No sos vos, es él

Nati Jota

Fragmento

INTRODUCCIÓN

Si hablamos de sobrevivir, hablamos de cómo hacer para vivir gustando de alguien. Somos una sumatoria de historias de amor y lo que hagamos con nuestro quilombito emocional seguramente está influido por todo lo que cargamos en la espalda.

Yo, por ejemplo, me crié mirando a Cris Morena y las películas de Disney. Tengo recuerdos de “amar” desde muy chica. Y cuando digo “muy chica”, es muy chica de verdad. Y cuando digo “amar”, digo amar amar amar.
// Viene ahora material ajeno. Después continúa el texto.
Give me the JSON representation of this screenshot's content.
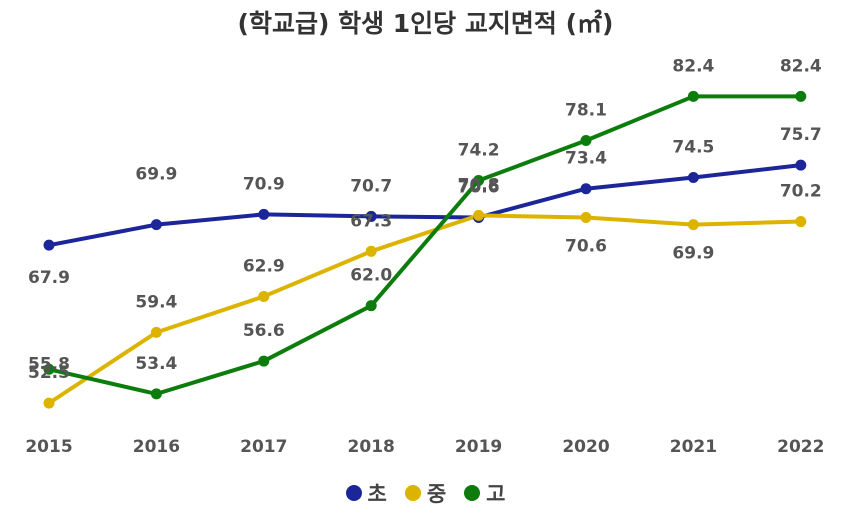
{
  "chart_data": {
    "type": "line",
    "title": "(학교급) 학생 1인당 교지면적 (㎡)",
    "x": [
      "2015",
      "2016",
      "2017",
      "2018",
      "2019",
      "2020",
      "2021",
      "2022"
    ],
    "series": [
      {
        "name": "초",
        "color": "#1c2699",
        "values": [
          67.9,
          69.9,
          70.9,
          70.7,
          70.6,
          73.4,
          74.5,
          75.7
        ]
      },
      {
        "name": "중",
        "color": "#dcb400",
        "values": [
          52.5,
          59.4,
          62.9,
          67.3,
          70.8,
          70.6,
          69.9,
          70.2
        ]
      },
      {
        "name": "고",
        "color": "#0c7d0c",
        "values": [
          55.8,
          53.4,
          56.6,
          62.0,
          74.2,
          78.1,
          82.4,
          82.4
        ]
      }
    ],
    "grid": false,
    "legend_position": "bottom"
  }
}
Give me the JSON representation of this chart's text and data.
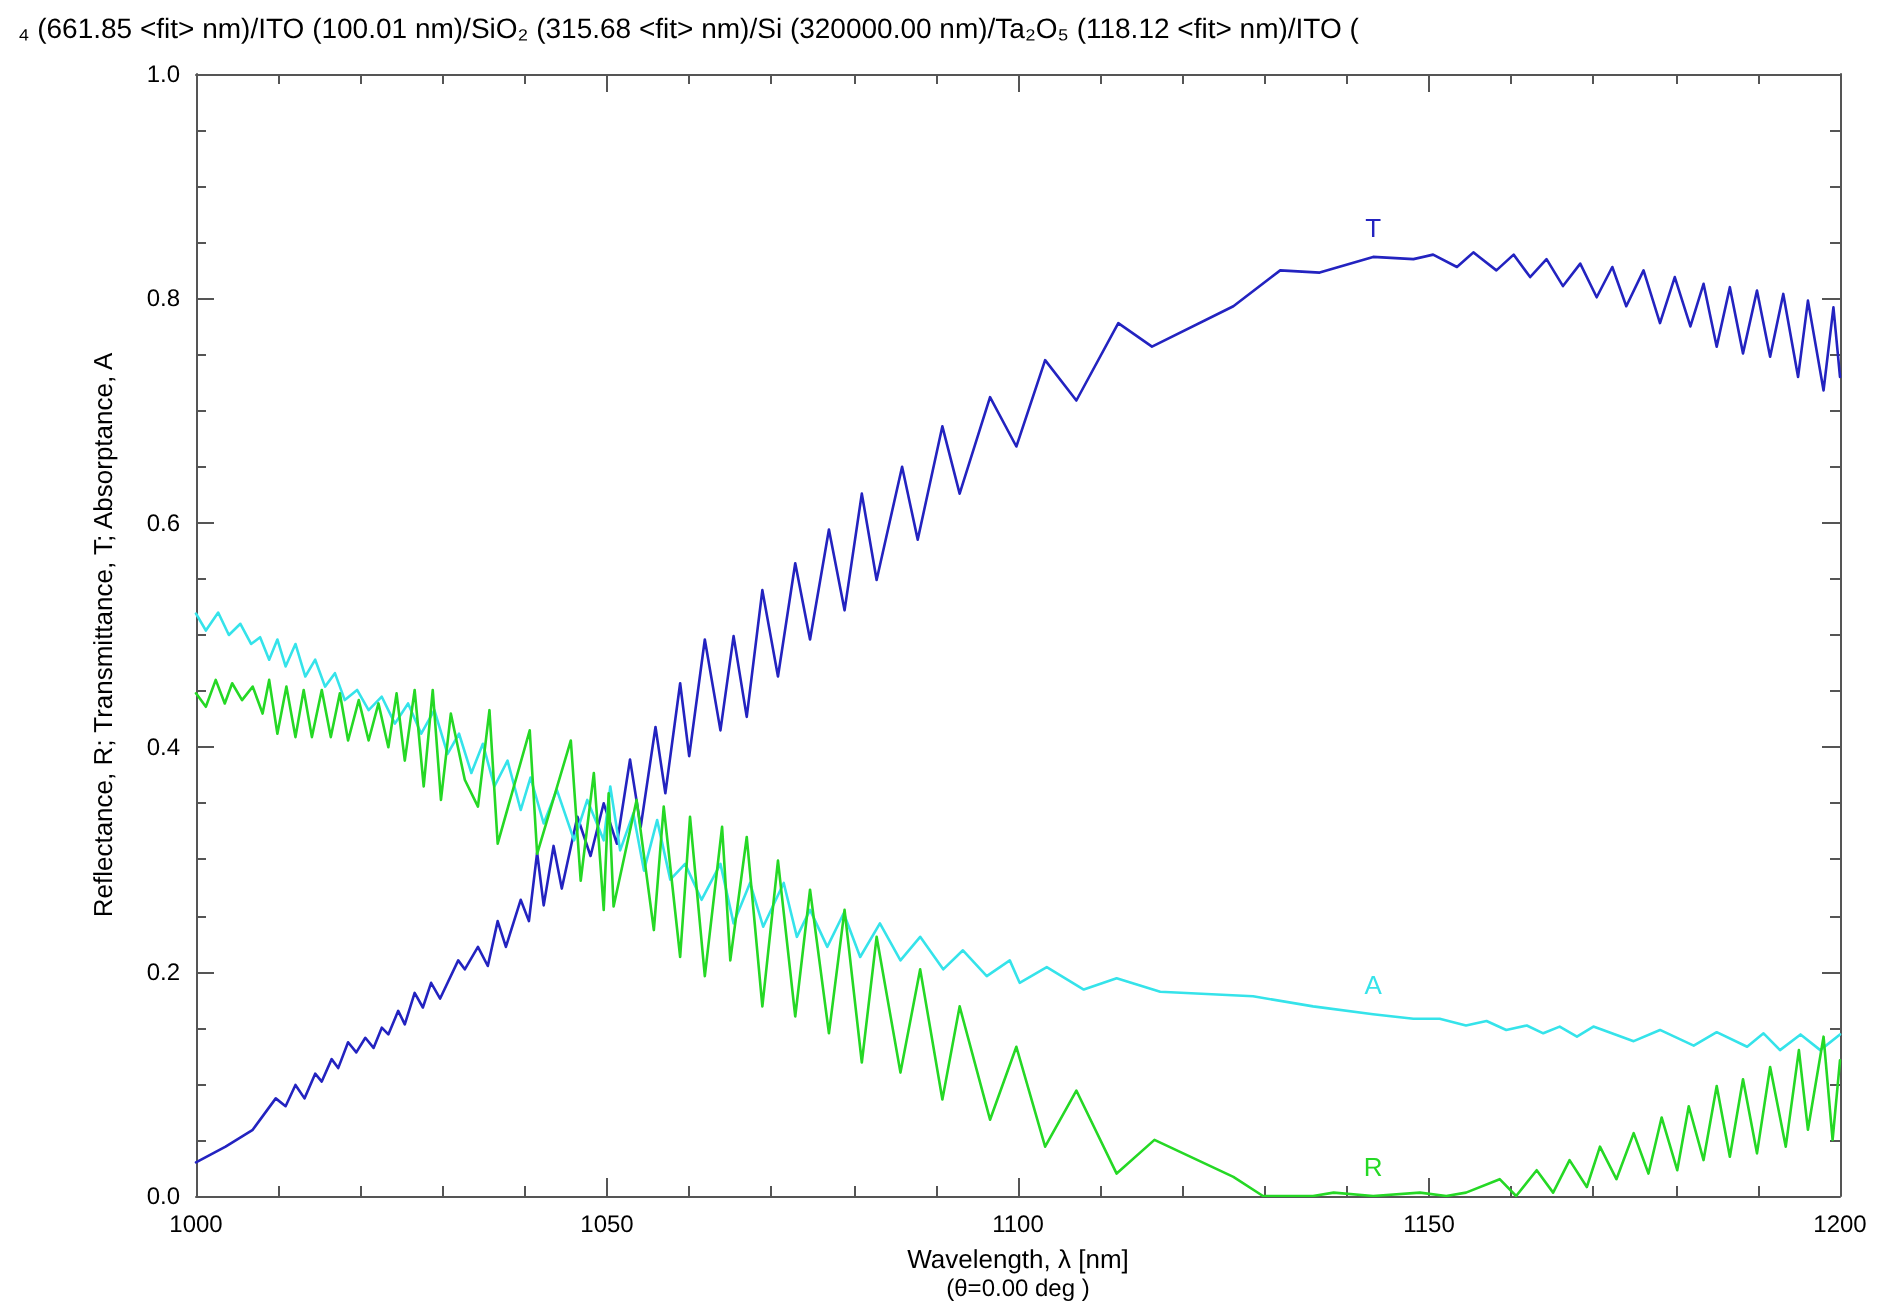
{
  "chart_data": {
    "type": "line",
    "title": "₄ (661.85 <fit> nm)/ITO (100.01 nm)/SiO₂ (315.68 <fit> nm)/Si (320000.00 nm)/Ta₂O₅ (118.12 <fit> nm)/ITO (",
    "xlabel": "Wavelength, λ [nm]",
    "ylabel": "Reflectance, R; Transmittance, T; Absorptance, A",
    "annotations": [
      "(θ=0.00 deg )"
    ],
    "xlim": [
      1000,
      1200
    ],
    "xticks": [
      1000,
      1050,
      1100,
      1150,
      1200
    ],
    "ylim": [
      0,
      1
    ],
    "yticks": [
      {
        "value": 0,
        "label": "0.0"
      },
      {
        "value": 0.2,
        "label": "0.2"
      },
      {
        "value": 0.4,
        "label": "0.4"
      },
      {
        "value": 0.6,
        "label": "0.6"
      },
      {
        "value": 0.8,
        "label": "0.8"
      },
      {
        "value": 1,
        "label": "1.0"
      }
    ],
    "grid": false,
    "legend": false,
    "marker": "none",
    "line_style": "solid",
    "series": [
      {
        "name": "T",
        "color": "#2323c0",
        "x": [
          1000,
          1003.6,
          1006.9,
          1009.7,
          1010.9,
          1012.1,
          1013.2,
          1014.5,
          1015.3,
          1016.5,
          1017.3,
          1018.5,
          1019.5,
          1020.6,
          1021.6,
          1022.6,
          1023.4,
          1024.6,
          1025.4,
          1026.6,
          1027.6,
          1028.6,
          1029.7,
          1031.9,
          1032.7,
          1034.3,
          1035.5,
          1036.7,
          1037.7,
          1039.5,
          1040.5,
          1041.5,
          1042.3,
          1043.5,
          1044.5,
          1046.4,
          1048.0,
          1049.6,
          1051.2,
          1052.8,
          1054.1,
          1055.9,
          1057.1,
          1058.9,
          1060.0,
          1061.9,
          1063.8,
          1065.4,
          1067.0,
          1068.9,
          1070.8,
          1072.9,
          1074.7,
          1077.0,
          1078.9,
          1081.0,
          1082.8,
          1085.9,
          1087.8,
          1090.8,
          1092.9,
          1096.6,
          1099.8,
          1103.3,
          1107.1,
          1112.2,
          1116.3,
          1126.2,
          1131.9,
          1136.7,
          1143.2,
          1148.1,
          1150.5,
          1153.4,
          1155.4,
          1158.2,
          1160.3,
          1162.3,
          1164.3,
          1166.3,
          1168.4,
          1170.4,
          1172.3,
          1174.0,
          1176.1,
          1178.1,
          1179.9,
          1181.8,
          1183.4,
          1185.0,
          1186.6,
          1188.2,
          1189.9,
          1191.5,
          1193.1,
          1194.9,
          1196.1,
          1198.0,
          1199.2,
          1200
        ],
        "values": [
          0.03,
          0.044,
          0.059,
          0.087,
          0.08,
          0.099,
          0.087,
          0.109,
          0.102,
          0.122,
          0.114,
          0.137,
          0.128,
          0.141,
          0.132,
          0.15,
          0.144,
          0.165,
          0.153,
          0.181,
          0.168,
          0.19,
          0.176,
          0.21,
          0.202,
          0.222,
          0.205,
          0.245,
          0.222,
          0.264,
          0.245,
          0.306,
          0.259,
          0.312,
          0.274,
          0.338,
          0.303,
          0.35,
          0.314,
          0.389,
          0.329,
          0.418,
          0.359,
          0.457,
          0.392,
          0.496,
          0.415,
          0.499,
          0.427,
          0.54,
          0.463,
          0.564,
          0.496,
          0.594,
          0.522,
          0.626,
          0.549,
          0.65,
          0.585,
          0.686,
          0.626,
          0.712,
          0.668,
          0.745,
          0.709,
          0.778,
          0.757,
          0.793,
          0.825,
          0.823,
          0.837,
          0.835,
          0.839,
          0.828,
          0.841,
          0.825,
          0.839,
          0.819,
          0.835,
          0.811,
          0.831,
          0.801,
          0.828,
          0.793,
          0.825,
          0.778,
          0.819,
          0.775,
          0.813,
          0.757,
          0.81,
          0.751,
          0.807,
          0.748,
          0.804,
          0.73,
          0.798,
          0.718,
          0.792,
          0.73
        ]
      },
      {
        "name": "A",
        "color": "#35e3ea",
        "x": [
          1000,
          1001.2,
          1002.7,
          1004.0,
          1005.4,
          1006.7,
          1007.8,
          1008.9,
          1009.9,
          1010.9,
          1012.1,
          1013.3,
          1014.5,
          1015.7,
          1016.9,
          1018.1,
          1019.6,
          1021.0,
          1022.6,
          1024.2,
          1025.8,
          1027.4,
          1029.0,
          1030.6,
          1032.0,
          1033.5,
          1034.9,
          1036.3,
          1037.9,
          1039.5,
          1040.7,
          1042.3,
          1043.9,
          1046.0,
          1047.6,
          1049.6,
          1050.4,
          1051.6,
          1053.2,
          1054.5,
          1056.1,
          1057.7,
          1059.5,
          1061.5,
          1063.8,
          1065.4,
          1067.4,
          1069.0,
          1071.5,
          1073.1,
          1074.7,
          1076.8,
          1078.8,
          1080.8,
          1083.2,
          1085.7,
          1088.1,
          1090.9,
          1093.3,
          1096.2,
          1099.0,
          1100.2,
          1103.5,
          1108.0,
          1112.0,
          1117.3,
          1128.6,
          1135.9,
          1143.2,
          1148.1,
          1151.3,
          1154.5,
          1157.0,
          1159.4,
          1161.9,
          1163.9,
          1165.9,
          1168.0,
          1170.0,
          1174.9,
          1178.1,
          1182.2,
          1185.0,
          1188.7,
          1190.7,
          1192.7,
          1195.2,
          1197.6,
          1200
        ],
        "values": [
          0.519,
          0.504,
          0.52,
          0.5,
          0.51,
          0.492,
          0.498,
          0.478,
          0.496,
          0.472,
          0.492,
          0.463,
          0.478,
          0.454,
          0.466,
          0.442,
          0.451,
          0.433,
          0.445,
          0.421,
          0.439,
          0.412,
          0.433,
          0.394,
          0.412,
          0.377,
          0.403,
          0.365,
          0.388,
          0.344,
          0.373,
          0.332,
          0.362,
          0.317,
          0.353,
          0.317,
          0.365,
          0.308,
          0.341,
          0.29,
          0.335,
          0.282,
          0.296,
          0.264,
          0.296,
          0.243,
          0.279,
          0.24,
          0.279,
          0.231,
          0.255,
          0.222,
          0.252,
          0.213,
          0.243,
          0.21,
          0.231,
          0.202,
          0.219,
          0.196,
          0.21,
          0.19,
          0.204,
          0.184,
          0.194,
          0.182,
          0.178,
          0.169,
          0.162,
          0.158,
          0.158,
          0.152,
          0.156,
          0.148,
          0.152,
          0.145,
          0.151,
          0.142,
          0.151,
          0.138,
          0.148,
          0.134,
          0.146,
          0.133,
          0.145,
          0.13,
          0.144,
          0.13,
          0.144
        ]
      },
      {
        "name": "R",
        "color": "#25d825",
        "x": [
          1000,
          1001.2,
          1002.4,
          1003.5,
          1004.4,
          1005.6,
          1006.9,
          1008.1,
          1008.9,
          1009.9,
          1011.0,
          1012.1,
          1013.1,
          1014.1,
          1015.3,
          1016.4,
          1017.5,
          1018.5,
          1019.8,
          1021.0,
          1022.2,
          1023.4,
          1024.4,
          1025.4,
          1026.6,
          1027.7,
          1028.8,
          1029.8,
          1031.0,
          1032.7,
          1034.3,
          1035.7,
          1036.7,
          1040.6,
          1041.5,
          1045.6,
          1046.8,
          1048.4,
          1049.6,
          1050.2,
          1050.8,
          1053.6,
          1055.7,
          1056.9,
          1058.9,
          1060.1,
          1061.9,
          1064.0,
          1065.0,
          1067.0,
          1068.9,
          1070.8,
          1072.9,
          1074.7,
          1077.0,
          1078.9,
          1081.0,
          1082.8,
          1085.7,
          1088.1,
          1090.8,
          1092.9,
          1096.6,
          1099.8,
          1103.3,
          1107.1,
          1112.0,
          1116.6,
          1126.2,
          1129.8,
          1135.9,
          1138.4,
          1143.2,
          1148.9,
          1152.1,
          1154.5,
          1158.6,
          1160.6,
          1163.1,
          1165.1,
          1167.1,
          1169.2,
          1170.8,
          1172.8,
          1174.9,
          1176.7,
          1178.3,
          1180.2,
          1181.6,
          1183.4,
          1185.0,
          1186.6,
          1188.2,
          1189.9,
          1191.5,
          1193.4,
          1195.0,
          1196.1,
          1198.0,
          1199.1,
          1200
        ],
        "values": [
          0.448,
          0.436,
          0.46,
          0.439,
          0.457,
          0.442,
          0.454,
          0.43,
          0.46,
          0.412,
          0.454,
          0.409,
          0.451,
          0.409,
          0.451,
          0.409,
          0.448,
          0.406,
          0.442,
          0.406,
          0.439,
          0.4,
          0.448,
          0.388,
          0.451,
          0.365,
          0.451,
          0.353,
          0.43,
          0.371,
          0.347,
          0.433,
          0.314,
          0.415,
          0.305,
          0.406,
          0.281,
          0.377,
          0.255,
          0.359,
          0.258,
          0.353,
          0.237,
          0.347,
          0.213,
          0.338,
          0.196,
          0.329,
          0.21,
          0.32,
          0.169,
          0.299,
          0.16,
          0.273,
          0.145,
          0.255,
          0.119,
          0.231,
          0.11,
          0.202,
          0.086,
          0.169,
          0.068,
          0.133,
          0.044,
          0.094,
          0.02,
          0.05,
          0.017,
          0,
          0,
          0.003,
          0,
          0.003,
          0,
          0.003,
          0.015,
          0,
          0.023,
          0.003,
          0.032,
          0.008,
          0.044,
          0.015,
          0.056,
          0.02,
          0.07,
          0.023,
          0.08,
          0.032,
          0.098,
          0.035,
          0.104,
          0.038,
          0.115,
          0.044,
          0.13,
          0.059,
          0.142,
          0.05,
          0.121
        ]
      }
    ]
  }
}
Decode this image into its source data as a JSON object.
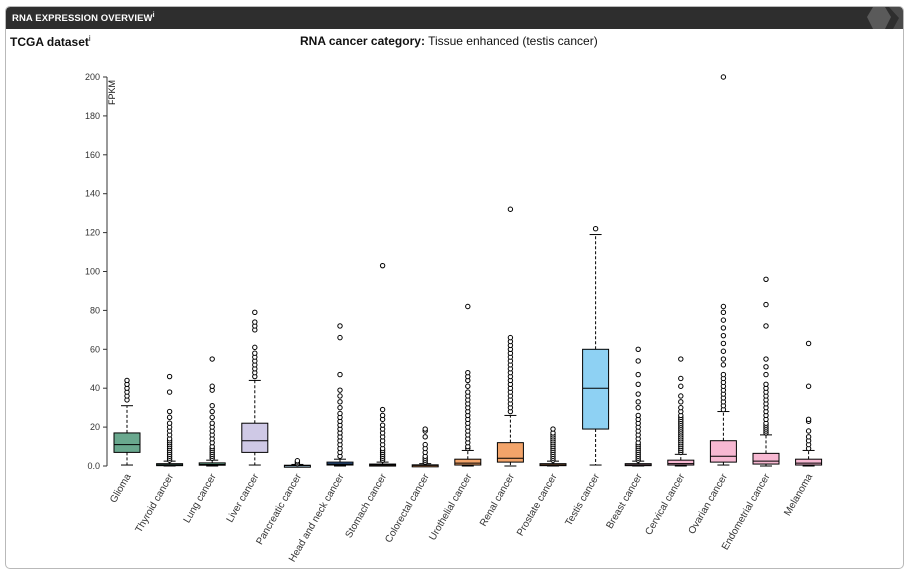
{
  "panel": {
    "title": "RNA EXPRESSION OVERVIEW",
    "title_sup": "i"
  },
  "dataset": {
    "label": "TCGA dataset",
    "sup": "i"
  },
  "category": {
    "key": "RNA cancer category:",
    "value": "Tissue enhanced (testis cancer)"
  },
  "chart_data": {
    "type": "boxplot",
    "ylabel": "FPKM",
    "ylim": [
      0,
      200
    ],
    "yticks": [
      "0.0",
      "20",
      "40",
      "60",
      "80",
      "100",
      "120",
      "140",
      "160",
      "180",
      "200"
    ],
    "grid": false,
    "categories": [
      "Glioma",
      "Thyroid cancer",
      "Lung cancer",
      "Liver cancer",
      "Pancreatic cancer",
      "Head and neck cancer",
      "Stomach cancer",
      "Colorectal cancer",
      "Urothelial cancer",
      "Renal cancer",
      "Prostate cancer",
      "Testis cancer",
      "Breast cancer",
      "Cervical cancer",
      "Ovarian cancer",
      "Endometrial cancer",
      "Melanoma"
    ],
    "boxes": [
      {
        "category": "Glioma",
        "color": "#69a88e",
        "whisker_low": 0.5,
        "q1": 7,
        "median": 11,
        "q3": 17,
        "whisker_high": 31,
        "outliers": [
          34,
          36,
          38,
          40,
          42,
          44
        ]
      },
      {
        "category": "Thyroid cancer",
        "color": "#69a88e",
        "whisker_low": 0,
        "q1": 0.3,
        "median": 0.6,
        "q3": 1.2,
        "whisker_high": 2.5,
        "outliers": [
          3,
          4,
          5,
          6,
          7,
          8,
          9,
          10,
          11,
          12,
          13,
          14,
          16,
          18,
          20,
          22,
          25,
          28,
          38,
          46
        ]
      },
      {
        "category": "Lung cancer",
        "color": "#69a88e",
        "whisker_low": 0,
        "q1": 0.4,
        "median": 0.8,
        "q3": 1.6,
        "whisker_high": 3,
        "outliers": [
          4,
          5,
          6,
          7,
          8,
          9,
          10,
          12,
          14,
          16,
          18,
          20,
          22,
          25,
          28,
          31,
          39,
          41,
          55
        ]
      },
      {
        "category": "Liver cancer",
        "color": "#cfc9e6",
        "whisker_low": 0.5,
        "q1": 7,
        "median": 13,
        "q3": 22,
        "whisker_high": 44,
        "outliers": [
          46,
          48,
          50,
          52,
          54,
          56,
          58,
          61,
          70,
          72,
          74,
          79
        ]
      },
      {
        "category": "Pancreatic cancer",
        "color": "#b1d5e7",
        "whisker_low": 0,
        "q1": 0.1,
        "median": 0.2,
        "q3": 0.4,
        "whisker_high": 0.8,
        "outliers": [
          1.2,
          2,
          2.7
        ]
      },
      {
        "category": "Head and neck cancer",
        "color": "#3b6fb5",
        "whisker_low": 0,
        "q1": 0.5,
        "median": 1,
        "q3": 2,
        "whisker_high": 3.5,
        "outliers": [
          5,
          7,
          9,
          11,
          13,
          15,
          17,
          19,
          21,
          23,
          25,
          27,
          30,
          33,
          36,
          39,
          47,
          66,
          72
        ]
      },
      {
        "category": "Stomach cancer",
        "color": "#f3a46a",
        "whisker_low": 0,
        "q1": 0.2,
        "median": 0.5,
        "q3": 1,
        "whisker_high": 2,
        "outliers": [
          3,
          4,
          5,
          6,
          7,
          8,
          9,
          11,
          13,
          15,
          17,
          19,
          21,
          24,
          26,
          29,
          103
        ]
      },
      {
        "category": "Colorectal cancer",
        "color": "#f3a46a",
        "whisker_low": 0,
        "q1": 0.1,
        "median": 0.3,
        "q3": 0.6,
        "whisker_high": 1.2,
        "outliers": [
          2,
          3,
          4,
          5,
          7,
          9,
          11,
          15,
          18,
          19
        ]
      },
      {
        "category": "Urothelial cancer",
        "color": "#f3a46a",
        "whisker_low": 0,
        "q1": 0.5,
        "median": 1.5,
        "q3": 3.5,
        "whisker_high": 8,
        "outliers": [
          9,
          10,
          12,
          14,
          16,
          18,
          20,
          22,
          24,
          26,
          28,
          30,
          32,
          34,
          36,
          38,
          41,
          44,
          46,
          48,
          82
        ]
      },
      {
        "category": "Renal cancer",
        "color": "#f3a46a",
        "whisker_low": 0,
        "q1": 2,
        "median": 4,
        "q3": 12,
        "whisker_high": 26,
        "outliers": [
          28,
          30,
          32,
          34,
          36,
          38,
          40,
          42,
          44,
          46,
          48,
          50,
          52,
          54,
          56,
          58,
          60,
          62,
          64,
          66,
          132
        ]
      },
      {
        "category": "Prostate cancer",
        "color": "#f3a46a",
        "whisker_low": 0,
        "q1": 0.3,
        "median": 0.6,
        "q3": 1.2,
        "whisker_high": 2.5,
        "outliers": [
          3,
          4,
          5,
          6,
          7,
          8,
          9,
          10,
          11,
          12,
          13,
          14,
          15,
          16,
          17,
          19
        ]
      },
      {
        "category": "Testis cancer",
        "color": "#8ed1f3",
        "whisker_low": 0.5,
        "q1": 19,
        "median": 40,
        "q3": 60,
        "whisker_high": 119,
        "outliers": [
          122
        ]
      },
      {
        "category": "Breast cancer",
        "color": "#f7b8d2",
        "whisker_low": 0,
        "q1": 0.3,
        "median": 0.6,
        "q3": 1.2,
        "whisker_high": 2.5,
        "outliers": [
          3,
          4,
          5,
          6,
          7,
          8,
          9,
          10,
          11,
          12,
          14,
          16,
          18,
          20,
          22,
          24,
          26,
          30,
          33,
          37,
          42,
          47,
          54,
          60
        ]
      },
      {
        "category": "Cervical cancer",
        "color": "#f7b8d2",
        "whisker_low": 0,
        "q1": 0.5,
        "median": 1.2,
        "q3": 3,
        "whisker_high": 6,
        "outliers": [
          7,
          8,
          9,
          10,
          11,
          12,
          13,
          14,
          15,
          16,
          17,
          18,
          19,
          20,
          21,
          22,
          23,
          24,
          25,
          26,
          28,
          30,
          33,
          36,
          41,
          45,
          55
        ]
      },
      {
        "category": "Ovarian cancer",
        "color": "#f7b8d2",
        "whisker_low": 0.5,
        "q1": 2,
        "median": 5,
        "q3": 13,
        "whisker_high": 28,
        "outliers": [
          29,
          31,
          33,
          35,
          37,
          39,
          41,
          43,
          45,
          47,
          52,
          55,
          59,
          63,
          67,
          71,
          75,
          79,
          82,
          200
        ]
      },
      {
        "category": "Endometrial cancer",
        "color": "#f7b8d2",
        "whisker_low": 0,
        "q1": 1,
        "median": 2.5,
        "q3": 6.5,
        "whisker_high": 16,
        "outliers": [
          17,
          18,
          19,
          20,
          21,
          22,
          24,
          26,
          28,
          30,
          32,
          34,
          36,
          38,
          40,
          42,
          47,
          51,
          55,
          72,
          83,
          96
        ]
      },
      {
        "category": "Melanoma",
        "color": "#f7b8d2",
        "whisker_low": 0,
        "q1": 0.5,
        "median": 1.5,
        "q3": 3.5,
        "whisker_high": 8,
        "outliers": [
          9,
          11,
          13,
          15,
          18,
          23,
          24,
          41,
          63
        ]
      }
    ]
  }
}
Antes de pasar a preescolar ya estaba flasheando historias, peleas, histeriqueos y más. Me creía que era una de las protagonistas de Chiquititas, aunque ellos tenían doce años y yo, cuatro. Si no lo creen, ¡tengo archivo! Lo tengo registrado en diarios íntimos.

Es literalmente así: apenas podía hacer que los demás me entendieran, pero ya me moría de ganas de decir, de sentir y dejarlo plasmado en un papel.

Me gusta darme cuenta de que todavía soy la misma, aunque ahora con ortografía, gramática y sintaxis (¡buena, Borges!). Pero siempre fui esto, pura emoción e intención de gritar.

Por más que ni siquiera supiera unir letras con sentido, quería hacerlo, quería que mi diario íntimo entendiera por la agonía amorosa que estaba pasando. Porque, además de todo, el diario era alguien. Creo que escribir vale la pena por el alivio de descargarse, y por el placer de leerse tiempo después y reconocerse a uno mismo (o no, y ahí se da una explosión hermosa y necesaria).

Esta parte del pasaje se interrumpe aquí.